Nesta sexta-feira, 25, comemora-se o Dia da Gastronomia Paraense. Aprovada em 2016 pela Assembleia Legislativa Paraense, a data é dedicada ao aniversário natalício de Anna Maria Martins, que hoje completaria 100 anos. Mãe do chef Paulo Martins e criadora do restaurante Lá em Casa, Anna é um símbolo de força e potência da culinária amazônica. Seu legado passa de geração a geração trazendo o talento para a cozinha afetiva, marcada pela simplicidade.
O jornalista e publicitário paraense Fernando Jares conheceu a matriarca da família Martins por volta de 1972, quando o Lá em Casa surgiu. Ele conta que gostou tanto do sabor da comida que se tornou um frequentador assíduo e manteve um relacionamento longevo de amizade com Anna e toda a família Martins. “Eu a conheci bastante porque eu era uma figura carimbada no Lá em Casa. A dona Anna cativava quem a conhecia, ela era sinônimo de felicidade que se resumia num tripé que eu criei: sorriso - ela tinha um dos mais belos sorrisos que eu conheci na vida-, o talento e a competência para desenvolver esse talento na cozinha, de forma que se tornou, desde os anos 1970, uma referência da gastronomia paraense”, descreve Fernando Jares. O jornalista teve uma participação grande no projeto “Uma história de Belém”, ao lado do jornalista Elias Pinto, do DIÁRIO, numa publicação sobre a trajetória de Anna Maria, em seus 80 anos.
Ela não só sabia cozinhar, diz Jares, mas também como orientar as pessoas na cozinha. “Todos os dias, ela andava de mesa em mesa, conversando, dando as boas-vindas. Ela sempre era de uma gentileza muito grande no trato com as pessoas”.

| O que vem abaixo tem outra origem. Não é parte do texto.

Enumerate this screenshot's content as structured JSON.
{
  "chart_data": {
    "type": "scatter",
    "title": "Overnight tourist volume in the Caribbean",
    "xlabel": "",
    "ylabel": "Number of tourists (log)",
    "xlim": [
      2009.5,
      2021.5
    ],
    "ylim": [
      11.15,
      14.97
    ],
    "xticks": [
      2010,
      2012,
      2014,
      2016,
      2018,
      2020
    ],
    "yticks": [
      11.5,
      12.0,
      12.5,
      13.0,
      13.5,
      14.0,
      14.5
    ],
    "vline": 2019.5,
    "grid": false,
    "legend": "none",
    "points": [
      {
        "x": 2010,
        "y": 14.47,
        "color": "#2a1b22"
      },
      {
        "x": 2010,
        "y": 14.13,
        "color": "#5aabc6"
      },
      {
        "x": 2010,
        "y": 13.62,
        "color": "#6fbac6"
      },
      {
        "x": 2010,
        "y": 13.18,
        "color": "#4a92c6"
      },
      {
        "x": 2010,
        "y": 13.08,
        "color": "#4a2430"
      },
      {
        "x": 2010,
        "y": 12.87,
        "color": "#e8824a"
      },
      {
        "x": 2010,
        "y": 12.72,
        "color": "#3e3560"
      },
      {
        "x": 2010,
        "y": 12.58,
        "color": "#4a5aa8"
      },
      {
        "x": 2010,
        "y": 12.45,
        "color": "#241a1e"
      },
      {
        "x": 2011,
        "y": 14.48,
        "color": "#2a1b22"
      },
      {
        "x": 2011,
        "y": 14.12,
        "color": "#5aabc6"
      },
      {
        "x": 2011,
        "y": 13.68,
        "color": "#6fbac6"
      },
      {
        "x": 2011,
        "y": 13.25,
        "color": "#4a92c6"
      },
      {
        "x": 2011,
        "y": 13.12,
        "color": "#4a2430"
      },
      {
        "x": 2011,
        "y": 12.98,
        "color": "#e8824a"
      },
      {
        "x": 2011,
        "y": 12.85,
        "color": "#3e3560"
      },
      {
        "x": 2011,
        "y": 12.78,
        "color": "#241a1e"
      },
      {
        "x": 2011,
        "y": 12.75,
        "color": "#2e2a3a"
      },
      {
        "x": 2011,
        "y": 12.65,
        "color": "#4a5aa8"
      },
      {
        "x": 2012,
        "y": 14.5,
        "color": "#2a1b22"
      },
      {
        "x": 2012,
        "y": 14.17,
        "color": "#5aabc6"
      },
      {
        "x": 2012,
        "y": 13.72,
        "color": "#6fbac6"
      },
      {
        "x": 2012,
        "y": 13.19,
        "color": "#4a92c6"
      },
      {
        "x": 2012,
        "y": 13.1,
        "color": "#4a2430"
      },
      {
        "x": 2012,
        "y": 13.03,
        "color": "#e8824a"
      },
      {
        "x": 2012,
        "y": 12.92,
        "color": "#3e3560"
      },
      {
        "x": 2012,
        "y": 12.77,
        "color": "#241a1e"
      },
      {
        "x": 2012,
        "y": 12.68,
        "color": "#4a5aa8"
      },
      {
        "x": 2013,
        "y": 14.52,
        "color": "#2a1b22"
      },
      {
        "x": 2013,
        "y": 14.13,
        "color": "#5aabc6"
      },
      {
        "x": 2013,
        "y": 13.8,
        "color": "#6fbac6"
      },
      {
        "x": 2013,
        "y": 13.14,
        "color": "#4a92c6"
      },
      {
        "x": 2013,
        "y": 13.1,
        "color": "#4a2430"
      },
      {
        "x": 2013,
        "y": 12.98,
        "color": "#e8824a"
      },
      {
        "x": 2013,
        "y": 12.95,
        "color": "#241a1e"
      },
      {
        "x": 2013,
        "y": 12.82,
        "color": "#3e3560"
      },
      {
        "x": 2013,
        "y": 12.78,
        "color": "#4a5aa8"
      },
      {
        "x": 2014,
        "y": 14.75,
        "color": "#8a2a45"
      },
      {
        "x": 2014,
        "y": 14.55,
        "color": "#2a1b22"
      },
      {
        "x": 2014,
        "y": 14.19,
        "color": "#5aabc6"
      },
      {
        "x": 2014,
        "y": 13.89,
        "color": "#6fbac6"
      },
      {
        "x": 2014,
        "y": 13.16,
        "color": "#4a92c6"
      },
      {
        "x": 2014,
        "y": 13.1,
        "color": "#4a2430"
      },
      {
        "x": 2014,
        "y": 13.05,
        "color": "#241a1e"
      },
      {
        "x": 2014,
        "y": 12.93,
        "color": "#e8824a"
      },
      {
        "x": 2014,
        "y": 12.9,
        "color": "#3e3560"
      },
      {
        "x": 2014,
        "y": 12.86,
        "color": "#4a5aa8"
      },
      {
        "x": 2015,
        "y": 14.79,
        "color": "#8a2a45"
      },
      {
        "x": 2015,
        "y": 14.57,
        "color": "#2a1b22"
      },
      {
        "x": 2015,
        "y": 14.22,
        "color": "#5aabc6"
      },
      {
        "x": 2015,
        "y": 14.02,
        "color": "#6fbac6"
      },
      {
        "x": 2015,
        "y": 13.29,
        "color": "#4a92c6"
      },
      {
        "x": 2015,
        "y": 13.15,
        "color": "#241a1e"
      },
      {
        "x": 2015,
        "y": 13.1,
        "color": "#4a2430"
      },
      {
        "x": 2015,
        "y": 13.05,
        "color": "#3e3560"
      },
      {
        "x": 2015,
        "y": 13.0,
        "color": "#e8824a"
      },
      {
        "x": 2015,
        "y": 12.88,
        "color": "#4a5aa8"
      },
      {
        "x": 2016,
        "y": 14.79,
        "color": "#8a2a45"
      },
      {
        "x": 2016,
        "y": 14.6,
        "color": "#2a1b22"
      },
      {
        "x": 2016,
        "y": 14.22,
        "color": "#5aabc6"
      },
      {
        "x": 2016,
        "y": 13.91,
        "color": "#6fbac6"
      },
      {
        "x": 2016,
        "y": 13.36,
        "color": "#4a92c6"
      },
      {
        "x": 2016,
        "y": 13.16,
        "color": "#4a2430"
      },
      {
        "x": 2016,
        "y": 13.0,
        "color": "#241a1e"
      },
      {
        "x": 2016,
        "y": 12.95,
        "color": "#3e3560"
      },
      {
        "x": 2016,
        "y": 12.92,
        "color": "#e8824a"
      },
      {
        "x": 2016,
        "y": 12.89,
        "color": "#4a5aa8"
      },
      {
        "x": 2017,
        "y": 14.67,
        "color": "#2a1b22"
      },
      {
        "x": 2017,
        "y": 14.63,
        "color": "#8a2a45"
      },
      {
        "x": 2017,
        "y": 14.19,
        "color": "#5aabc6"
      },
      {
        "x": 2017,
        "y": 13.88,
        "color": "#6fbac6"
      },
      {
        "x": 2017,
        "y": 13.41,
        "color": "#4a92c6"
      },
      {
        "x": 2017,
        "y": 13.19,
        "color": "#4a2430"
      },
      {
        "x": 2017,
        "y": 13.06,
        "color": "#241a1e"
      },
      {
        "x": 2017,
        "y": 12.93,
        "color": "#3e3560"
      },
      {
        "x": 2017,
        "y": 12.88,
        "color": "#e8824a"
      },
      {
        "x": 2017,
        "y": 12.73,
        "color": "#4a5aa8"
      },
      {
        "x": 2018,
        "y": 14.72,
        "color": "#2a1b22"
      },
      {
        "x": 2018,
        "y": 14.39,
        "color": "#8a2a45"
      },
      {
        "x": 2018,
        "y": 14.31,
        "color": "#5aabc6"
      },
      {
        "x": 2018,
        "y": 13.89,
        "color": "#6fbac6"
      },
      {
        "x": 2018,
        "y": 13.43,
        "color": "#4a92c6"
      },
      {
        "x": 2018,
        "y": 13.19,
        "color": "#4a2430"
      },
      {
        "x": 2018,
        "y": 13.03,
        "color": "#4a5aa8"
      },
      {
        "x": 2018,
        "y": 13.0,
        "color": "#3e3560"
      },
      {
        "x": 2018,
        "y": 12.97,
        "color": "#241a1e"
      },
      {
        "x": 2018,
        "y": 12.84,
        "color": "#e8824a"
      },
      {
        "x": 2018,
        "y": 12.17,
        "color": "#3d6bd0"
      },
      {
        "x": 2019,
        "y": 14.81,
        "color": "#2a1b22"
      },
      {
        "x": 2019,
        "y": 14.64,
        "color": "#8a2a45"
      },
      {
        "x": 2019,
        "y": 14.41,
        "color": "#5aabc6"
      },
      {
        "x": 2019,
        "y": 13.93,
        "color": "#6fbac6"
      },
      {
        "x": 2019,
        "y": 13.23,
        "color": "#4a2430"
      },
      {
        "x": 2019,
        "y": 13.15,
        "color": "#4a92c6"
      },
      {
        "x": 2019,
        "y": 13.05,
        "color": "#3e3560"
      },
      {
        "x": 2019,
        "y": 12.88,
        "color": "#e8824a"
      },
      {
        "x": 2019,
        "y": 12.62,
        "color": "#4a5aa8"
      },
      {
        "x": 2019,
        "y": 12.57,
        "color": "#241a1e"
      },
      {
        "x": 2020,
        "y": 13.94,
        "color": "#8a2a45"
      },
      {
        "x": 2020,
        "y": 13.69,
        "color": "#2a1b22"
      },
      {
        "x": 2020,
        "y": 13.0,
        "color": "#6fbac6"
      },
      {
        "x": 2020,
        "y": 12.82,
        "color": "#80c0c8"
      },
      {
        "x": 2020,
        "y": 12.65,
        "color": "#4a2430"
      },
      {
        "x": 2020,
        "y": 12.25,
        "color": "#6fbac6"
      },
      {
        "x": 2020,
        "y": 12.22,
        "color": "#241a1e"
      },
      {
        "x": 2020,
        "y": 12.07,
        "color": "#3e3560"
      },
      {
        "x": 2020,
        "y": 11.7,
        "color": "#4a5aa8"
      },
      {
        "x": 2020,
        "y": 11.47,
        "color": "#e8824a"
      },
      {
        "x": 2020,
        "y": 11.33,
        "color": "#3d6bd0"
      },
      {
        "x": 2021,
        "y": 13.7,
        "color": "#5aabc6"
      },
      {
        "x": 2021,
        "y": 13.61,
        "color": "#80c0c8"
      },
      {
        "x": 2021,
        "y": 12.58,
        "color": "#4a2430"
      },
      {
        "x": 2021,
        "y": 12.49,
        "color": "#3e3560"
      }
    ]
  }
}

Anna Martins foi a primeira pessoa do Pará, segundo Fernando Jares, a receber meia página do “The New York Times”, onde ela apresentou as maravilhas da cozinha amazônica. “Em poucos anos, depois da reportagem histórica, o Lá em Casa já constava em todos os guias de turismo do mundo. Também veio a Belém, naquela época, um cozinheiro que era um dos mais famosos do mundo, chamado Paul Bocuse, para conhecer a cozinha amazônica da dona Anna Maria Martins. No Brasil, alguns anos atrás, veio o chef Alex Atala, que reconhece que foi no Lá em Casa que ele aprendeu a fazer comida amazônica e já criou um monte de coisas novas a partir do que aprendeu aqui”.

NOVA COZINHA PARAENSE
“Filho de peixe, peixinho é”. O dito popular se torna bem mais adequado quando se lembra da figura de Paulo Martins. Criador do arroz paraense, um dos pratos mais populares do estado, entre tantos outros, Paulo Martins foi o primeiro chef paraense a levar a culinária e os ingredientes paraenses para fora do Pará. “Para mim, ele foi um arquiteto da nova cozinha paraense porque ele foi criado nesse ambiente, acostumado a levar os colegas para comer na casa dele porque o tempero da dona Anna era uma maravilha. Assim surgiu o nome do restaurante: ‘aonde é que nós vamos?’, perguntava alguém, ao que Paulo respondia: ‘vamos lá em casa’. Era o lugar que todo mundo queria ir”, conta Fernando Jares.
A partir do momento em que foi descobrindo que tinha o dom também de fazer criações na gastronomia, se destacou. “Ele popularizou a forma de usar o jambu, por exemplo. Antes de Paulo Martins, o jambu só estava presente numa cuia de tacacá e numa terrina de pato no tucupi. Ele levou o jambu para fazer o clássico arroz de jambu. O arroz paraense foi criado por ele também, que no início era arroz de tacacá, mas o nome não foi bem aceito e ele mudou. Paulo Martins criou pratos autorais que se tornaram pratos típicos da culinária paraense”, reitera.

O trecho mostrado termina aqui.